La collection Noureev : l’espace permanent consacré au danseur d’exception au Centre national du cos


En 2013, le Centre national du costume de scène ouvrait ses premières salles d’expositions permanentes consacrées au danseur et chorégraphe. Aucun danseur ne fut plus adulé, vu et controversé que Rodolf Noureev. L’espace a voulu rendre hommage à l’artiste qui voulait voir son œuvre perpétrée à travers un lieu d’exposition.


CNCS ©DR




En 2008, la Fondation Rudolf Noureev (crée par ce dernier en 1925) lègue au CNCS près d’une centaine de pièces issues du patrimoine de l’artiste. Depuis, le visiteur peut désormais découvrir au rez-de-chaussée du musée une impressionnante collection d’objets divers. Imaginée par Ezio Frigerio (scénographe et costumier), la scénographie s’attache à représenter la personnalité emblématique de Noureev et son parcours romanesque.




Le danseur et chorégraphe

Une première salle présente le parcours artistique du danseur et chorégraphe à travers ses costumes et ceux de ses partenaires. En effet, Noureev est connu pour avoir révolutionné la danse classique en y imposant son langage corporel novateur : extrême rigueur du bas (jambes très souvent sur demi-pointe haute, élancement du levé de jambe) et souplesse du buste caractérisent sa danse. Néanmoins, son style unique se aussi poursuit dans l’affirmation de ses choix scéniques et esthétiques. Au Kirov déjà, où il fait ses premiers pas sur scène, Noureev opte pour des costumes qui le mettent en valeur et n’entravent pas ses mouvements. Afin d’allonger sa ligne, il abandonne la culotte courte de « pudeur » en lui préférant des collants, fait raccourcir le costume masculin au-dessus de la taille, élabore un modèle de pourpoint (veste courte moulante)… On découvre autant de costumes, fruits de sa vision moderne et reflets de son œuvre : pourpoints, capes ou encore tutus de ses partenaires.
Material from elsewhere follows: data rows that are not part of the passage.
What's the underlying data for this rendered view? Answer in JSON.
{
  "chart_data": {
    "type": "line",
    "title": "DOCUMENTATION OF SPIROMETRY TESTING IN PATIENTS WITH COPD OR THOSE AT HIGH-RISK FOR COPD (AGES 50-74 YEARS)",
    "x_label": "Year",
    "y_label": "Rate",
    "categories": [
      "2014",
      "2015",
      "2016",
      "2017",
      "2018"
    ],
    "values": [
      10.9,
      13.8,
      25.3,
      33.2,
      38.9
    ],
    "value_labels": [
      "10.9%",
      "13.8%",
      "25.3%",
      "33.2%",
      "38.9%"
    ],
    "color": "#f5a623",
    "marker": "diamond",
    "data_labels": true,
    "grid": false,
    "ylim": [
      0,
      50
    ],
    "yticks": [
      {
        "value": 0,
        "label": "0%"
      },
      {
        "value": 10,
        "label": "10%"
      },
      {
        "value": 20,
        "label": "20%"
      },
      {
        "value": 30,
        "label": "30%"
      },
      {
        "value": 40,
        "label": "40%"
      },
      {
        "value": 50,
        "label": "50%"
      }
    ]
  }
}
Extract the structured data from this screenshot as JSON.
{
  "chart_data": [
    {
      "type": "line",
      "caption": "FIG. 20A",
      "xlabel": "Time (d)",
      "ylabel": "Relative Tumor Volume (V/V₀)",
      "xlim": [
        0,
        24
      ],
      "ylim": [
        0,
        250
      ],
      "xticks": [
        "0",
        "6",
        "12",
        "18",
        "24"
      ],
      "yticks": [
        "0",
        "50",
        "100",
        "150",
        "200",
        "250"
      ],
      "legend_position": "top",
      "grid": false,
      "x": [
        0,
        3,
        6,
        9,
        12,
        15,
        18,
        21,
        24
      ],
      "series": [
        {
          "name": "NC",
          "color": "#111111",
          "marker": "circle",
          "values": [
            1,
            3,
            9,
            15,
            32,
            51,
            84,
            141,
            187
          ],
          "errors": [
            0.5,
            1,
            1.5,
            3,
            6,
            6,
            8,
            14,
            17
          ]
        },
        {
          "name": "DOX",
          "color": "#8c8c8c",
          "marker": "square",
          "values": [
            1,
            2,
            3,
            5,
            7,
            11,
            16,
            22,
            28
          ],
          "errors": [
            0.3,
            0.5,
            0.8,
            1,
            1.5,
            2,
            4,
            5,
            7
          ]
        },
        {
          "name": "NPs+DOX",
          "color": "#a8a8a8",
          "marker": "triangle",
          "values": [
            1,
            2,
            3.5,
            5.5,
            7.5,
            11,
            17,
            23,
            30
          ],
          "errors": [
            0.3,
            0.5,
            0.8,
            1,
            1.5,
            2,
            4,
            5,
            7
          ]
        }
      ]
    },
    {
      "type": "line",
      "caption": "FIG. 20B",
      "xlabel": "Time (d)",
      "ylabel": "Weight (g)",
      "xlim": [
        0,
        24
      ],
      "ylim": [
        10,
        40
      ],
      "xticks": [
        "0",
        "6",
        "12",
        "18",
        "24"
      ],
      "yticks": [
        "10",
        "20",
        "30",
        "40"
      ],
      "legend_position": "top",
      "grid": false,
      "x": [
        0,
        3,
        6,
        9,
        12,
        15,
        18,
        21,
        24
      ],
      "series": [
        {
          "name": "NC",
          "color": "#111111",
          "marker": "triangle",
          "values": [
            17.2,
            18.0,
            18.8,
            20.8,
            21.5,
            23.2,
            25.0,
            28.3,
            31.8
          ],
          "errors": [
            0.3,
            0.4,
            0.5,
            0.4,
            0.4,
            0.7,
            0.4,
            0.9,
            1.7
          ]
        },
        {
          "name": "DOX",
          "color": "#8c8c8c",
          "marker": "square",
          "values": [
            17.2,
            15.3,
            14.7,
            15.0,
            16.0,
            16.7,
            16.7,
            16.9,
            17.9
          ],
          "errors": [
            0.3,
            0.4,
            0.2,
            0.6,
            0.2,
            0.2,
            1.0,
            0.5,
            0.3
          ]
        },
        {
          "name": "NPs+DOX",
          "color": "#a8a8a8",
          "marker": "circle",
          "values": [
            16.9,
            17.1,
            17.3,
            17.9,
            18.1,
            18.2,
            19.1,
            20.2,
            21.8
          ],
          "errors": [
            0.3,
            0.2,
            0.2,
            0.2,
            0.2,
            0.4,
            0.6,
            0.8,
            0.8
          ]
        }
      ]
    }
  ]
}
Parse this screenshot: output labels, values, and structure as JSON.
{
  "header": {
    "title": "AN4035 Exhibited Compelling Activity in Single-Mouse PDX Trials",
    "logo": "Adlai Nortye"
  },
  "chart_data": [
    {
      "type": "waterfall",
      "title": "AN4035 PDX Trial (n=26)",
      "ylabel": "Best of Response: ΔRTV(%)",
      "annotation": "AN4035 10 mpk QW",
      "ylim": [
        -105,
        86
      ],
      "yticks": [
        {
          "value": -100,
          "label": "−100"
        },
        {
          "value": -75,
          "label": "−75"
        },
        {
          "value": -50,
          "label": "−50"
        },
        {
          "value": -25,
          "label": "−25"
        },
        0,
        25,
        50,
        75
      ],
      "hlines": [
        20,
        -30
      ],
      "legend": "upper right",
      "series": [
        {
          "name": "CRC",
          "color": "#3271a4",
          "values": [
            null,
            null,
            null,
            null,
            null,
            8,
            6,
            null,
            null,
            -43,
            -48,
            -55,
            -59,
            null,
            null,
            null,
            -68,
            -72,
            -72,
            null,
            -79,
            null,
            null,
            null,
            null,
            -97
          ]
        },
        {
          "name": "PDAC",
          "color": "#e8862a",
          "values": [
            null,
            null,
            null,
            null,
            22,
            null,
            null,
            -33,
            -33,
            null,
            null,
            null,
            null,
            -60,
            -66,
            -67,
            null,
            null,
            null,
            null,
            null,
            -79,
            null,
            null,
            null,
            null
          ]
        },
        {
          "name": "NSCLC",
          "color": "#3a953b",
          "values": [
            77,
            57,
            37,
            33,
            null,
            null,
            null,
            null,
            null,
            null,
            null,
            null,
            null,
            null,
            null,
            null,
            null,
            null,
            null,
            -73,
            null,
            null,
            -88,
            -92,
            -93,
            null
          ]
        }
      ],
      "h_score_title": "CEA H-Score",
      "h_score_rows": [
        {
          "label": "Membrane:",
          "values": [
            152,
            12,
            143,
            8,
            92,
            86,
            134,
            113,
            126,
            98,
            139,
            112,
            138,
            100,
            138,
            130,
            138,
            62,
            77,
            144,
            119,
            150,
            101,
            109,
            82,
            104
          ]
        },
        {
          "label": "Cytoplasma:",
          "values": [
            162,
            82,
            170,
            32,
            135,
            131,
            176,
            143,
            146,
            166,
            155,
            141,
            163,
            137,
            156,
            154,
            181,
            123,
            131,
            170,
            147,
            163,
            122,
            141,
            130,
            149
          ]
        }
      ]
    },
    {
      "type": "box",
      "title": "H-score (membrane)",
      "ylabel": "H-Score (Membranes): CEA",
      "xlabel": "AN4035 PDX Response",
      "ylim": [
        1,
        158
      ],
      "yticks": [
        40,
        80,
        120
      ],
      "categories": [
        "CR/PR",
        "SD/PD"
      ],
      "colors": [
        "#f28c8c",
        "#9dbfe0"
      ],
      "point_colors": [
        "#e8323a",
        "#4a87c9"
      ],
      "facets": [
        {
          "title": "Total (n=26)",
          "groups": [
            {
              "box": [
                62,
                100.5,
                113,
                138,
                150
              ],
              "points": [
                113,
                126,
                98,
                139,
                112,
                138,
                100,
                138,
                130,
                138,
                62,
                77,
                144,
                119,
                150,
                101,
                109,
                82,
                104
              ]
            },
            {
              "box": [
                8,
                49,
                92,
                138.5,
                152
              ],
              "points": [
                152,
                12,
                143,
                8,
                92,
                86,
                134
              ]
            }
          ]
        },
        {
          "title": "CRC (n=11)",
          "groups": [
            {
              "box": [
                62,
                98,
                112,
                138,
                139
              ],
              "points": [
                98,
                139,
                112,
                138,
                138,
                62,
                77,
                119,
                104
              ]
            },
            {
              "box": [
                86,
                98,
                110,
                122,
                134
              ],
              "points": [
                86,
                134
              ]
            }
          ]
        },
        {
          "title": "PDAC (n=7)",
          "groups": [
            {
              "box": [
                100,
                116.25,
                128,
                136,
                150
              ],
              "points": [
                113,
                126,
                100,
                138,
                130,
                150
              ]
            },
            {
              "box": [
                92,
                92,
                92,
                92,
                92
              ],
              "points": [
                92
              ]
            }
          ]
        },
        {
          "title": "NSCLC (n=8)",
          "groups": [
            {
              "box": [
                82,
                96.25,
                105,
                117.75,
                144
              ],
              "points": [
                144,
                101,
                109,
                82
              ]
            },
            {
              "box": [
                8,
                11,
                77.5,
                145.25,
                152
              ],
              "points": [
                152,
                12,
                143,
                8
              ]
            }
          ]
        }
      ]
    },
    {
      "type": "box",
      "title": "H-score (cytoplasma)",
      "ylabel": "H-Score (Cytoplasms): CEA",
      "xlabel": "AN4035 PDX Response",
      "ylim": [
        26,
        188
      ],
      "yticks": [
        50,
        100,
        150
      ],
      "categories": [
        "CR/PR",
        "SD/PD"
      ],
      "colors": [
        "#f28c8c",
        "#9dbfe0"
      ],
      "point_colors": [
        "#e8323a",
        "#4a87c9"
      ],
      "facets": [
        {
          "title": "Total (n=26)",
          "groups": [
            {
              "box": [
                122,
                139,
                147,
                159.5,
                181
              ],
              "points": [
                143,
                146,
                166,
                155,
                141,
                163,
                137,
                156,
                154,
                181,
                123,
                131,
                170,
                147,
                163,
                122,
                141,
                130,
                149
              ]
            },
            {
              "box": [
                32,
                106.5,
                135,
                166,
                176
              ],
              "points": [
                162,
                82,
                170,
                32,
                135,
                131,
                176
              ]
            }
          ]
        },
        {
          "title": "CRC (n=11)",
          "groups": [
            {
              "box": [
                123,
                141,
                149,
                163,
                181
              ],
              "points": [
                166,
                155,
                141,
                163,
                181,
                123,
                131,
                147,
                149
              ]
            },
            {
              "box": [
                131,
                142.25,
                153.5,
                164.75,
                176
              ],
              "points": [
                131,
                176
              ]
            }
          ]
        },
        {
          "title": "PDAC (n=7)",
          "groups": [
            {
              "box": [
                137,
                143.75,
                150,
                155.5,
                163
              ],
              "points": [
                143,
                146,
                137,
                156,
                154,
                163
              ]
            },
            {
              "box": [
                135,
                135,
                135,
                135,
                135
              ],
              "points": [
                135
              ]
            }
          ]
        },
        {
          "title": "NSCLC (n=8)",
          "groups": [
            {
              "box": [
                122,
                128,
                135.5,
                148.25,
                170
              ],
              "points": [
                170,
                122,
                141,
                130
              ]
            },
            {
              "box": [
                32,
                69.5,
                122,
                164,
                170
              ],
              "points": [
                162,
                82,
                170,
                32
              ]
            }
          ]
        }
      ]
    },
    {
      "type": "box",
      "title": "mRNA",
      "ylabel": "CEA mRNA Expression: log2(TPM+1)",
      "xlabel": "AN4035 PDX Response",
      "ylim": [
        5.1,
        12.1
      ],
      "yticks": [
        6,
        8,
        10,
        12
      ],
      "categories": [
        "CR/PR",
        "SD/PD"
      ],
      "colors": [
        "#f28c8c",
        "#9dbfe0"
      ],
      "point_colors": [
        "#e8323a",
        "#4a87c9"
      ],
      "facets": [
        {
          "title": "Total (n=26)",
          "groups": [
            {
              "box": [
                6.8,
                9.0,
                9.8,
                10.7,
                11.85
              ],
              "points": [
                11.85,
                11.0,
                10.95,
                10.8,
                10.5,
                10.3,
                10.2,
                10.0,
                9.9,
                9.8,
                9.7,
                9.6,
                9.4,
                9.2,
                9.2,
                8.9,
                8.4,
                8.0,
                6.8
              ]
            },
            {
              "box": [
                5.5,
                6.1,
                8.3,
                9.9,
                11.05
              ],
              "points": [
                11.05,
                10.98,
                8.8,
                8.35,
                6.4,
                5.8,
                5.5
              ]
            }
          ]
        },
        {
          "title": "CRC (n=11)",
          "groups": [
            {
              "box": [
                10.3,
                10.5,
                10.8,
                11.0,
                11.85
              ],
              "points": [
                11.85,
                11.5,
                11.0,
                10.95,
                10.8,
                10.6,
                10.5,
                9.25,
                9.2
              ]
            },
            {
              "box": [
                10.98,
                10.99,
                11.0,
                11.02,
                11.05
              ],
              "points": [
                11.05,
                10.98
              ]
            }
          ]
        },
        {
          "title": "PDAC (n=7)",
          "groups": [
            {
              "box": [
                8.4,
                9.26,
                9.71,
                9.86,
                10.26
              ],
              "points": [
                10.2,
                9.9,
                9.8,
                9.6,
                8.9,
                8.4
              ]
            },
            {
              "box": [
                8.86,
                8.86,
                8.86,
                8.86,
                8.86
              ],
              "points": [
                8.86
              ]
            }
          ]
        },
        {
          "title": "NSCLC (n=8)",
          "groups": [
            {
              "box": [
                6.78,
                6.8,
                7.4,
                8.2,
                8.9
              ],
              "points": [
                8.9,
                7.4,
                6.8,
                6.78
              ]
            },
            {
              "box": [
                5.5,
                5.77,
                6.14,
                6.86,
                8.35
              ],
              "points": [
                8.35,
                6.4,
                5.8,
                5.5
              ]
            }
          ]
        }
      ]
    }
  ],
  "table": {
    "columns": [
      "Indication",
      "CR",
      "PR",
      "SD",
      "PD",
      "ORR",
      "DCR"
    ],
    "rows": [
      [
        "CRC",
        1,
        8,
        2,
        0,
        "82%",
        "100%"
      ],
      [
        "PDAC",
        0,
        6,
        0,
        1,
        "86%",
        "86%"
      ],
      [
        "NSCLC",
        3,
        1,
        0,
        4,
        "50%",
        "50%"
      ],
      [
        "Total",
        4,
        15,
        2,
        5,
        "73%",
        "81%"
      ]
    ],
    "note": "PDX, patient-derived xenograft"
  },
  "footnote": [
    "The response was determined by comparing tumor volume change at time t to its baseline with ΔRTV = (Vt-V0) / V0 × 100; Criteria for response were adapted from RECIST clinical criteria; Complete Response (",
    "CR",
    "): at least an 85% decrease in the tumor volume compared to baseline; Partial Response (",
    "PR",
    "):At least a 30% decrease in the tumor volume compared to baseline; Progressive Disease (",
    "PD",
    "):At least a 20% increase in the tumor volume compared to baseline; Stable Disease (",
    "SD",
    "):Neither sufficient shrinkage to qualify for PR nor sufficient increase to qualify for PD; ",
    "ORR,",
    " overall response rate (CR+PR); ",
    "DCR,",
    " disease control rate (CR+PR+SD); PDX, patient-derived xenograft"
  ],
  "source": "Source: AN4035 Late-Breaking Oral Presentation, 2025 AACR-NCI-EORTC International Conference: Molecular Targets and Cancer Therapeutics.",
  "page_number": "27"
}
Le visiteur pourra notamment apprécier le costume blanc et noir conçu par Martin Kamer pour La Bayadère, ultime œuvre du danseur dont la première eu lieu le 9 octobre 1992 au Palais Garnier, peu avant sa mort.


Un destin extraordinaire

Parallèlement, un documentaire de Patricia Foy réalisé en 1991 relate l’existence de Noureev. Démarche poursuite dans la deuxième salle qui présente le parcours de Noureev à travers une série d’éléments biographiques. Sont par exemple exposées des photos de sa jeunesse dans sa ville natale d’Oufa et de ses débuts de jeune danseur. De plus, la scénographie met l’accent sur le contexte historique, politique et culturel dans lequel s’inscrivent les temps forts de la vie de Rudolf Noureev, forcé de quitter la Russie pour jouir librement de sa passion.


Le collectionneur

L’exposition nous fait finalement pénétrer au cœur de l’intimité de Noureev et nous plonge en immersion dans son monde. À partir d’objets et de mobilier issus de son appartement du 23 Quai Voltaire (canapés, tapisseries murales, porte-manteau) sont reconstitués des parties de ce que fut le décor et l’ambiance de son séjour. Mais c’est enfin sa personnalité cosmopolite et son goût prononcé pour les beaux objets qui frappent. On pense alors à la citation de Carlo Blasis « Soyez amant du beau » qui ouvre la biographie d’Ariane Dollfus consacrée à l’artiste. On admire l’impressionnante collection de gravures représentant notamment l’histoire de Don Quichotte (gravures de Coypel) ou bien les décors de théâtre de Burnacini, mais on découvre également les textiles orientaux (kaftans, kimonos, cachemires, damas), les tableaux, les tapis, les nombreux instruments de musique : autant de traces matérielles de sa vie de nomade. La fin du parcours met donc en relation l’homme médiatique et l’homme, toujours entre deux avions, avide de découvertes et passionné. Constante quête qui s’illustrait dans sa recherche du mouvement parfait, capable de faire revivre une nouvelle fois l’œuvre sur scène. « Pour garder un ouvrage théâtral vivant, pour qu’il ait le même effet sur le public que le jour de la création, il doit sans cesse évoluer (…) Pour moi, une œuvre d’art est quelque chose qui est en vie. » (citation de Noureev)

Un espace qui permet donc de faire revivre son œuvre, à découvrir absolument afin de mieux connaître celui qui révolutionna la danse.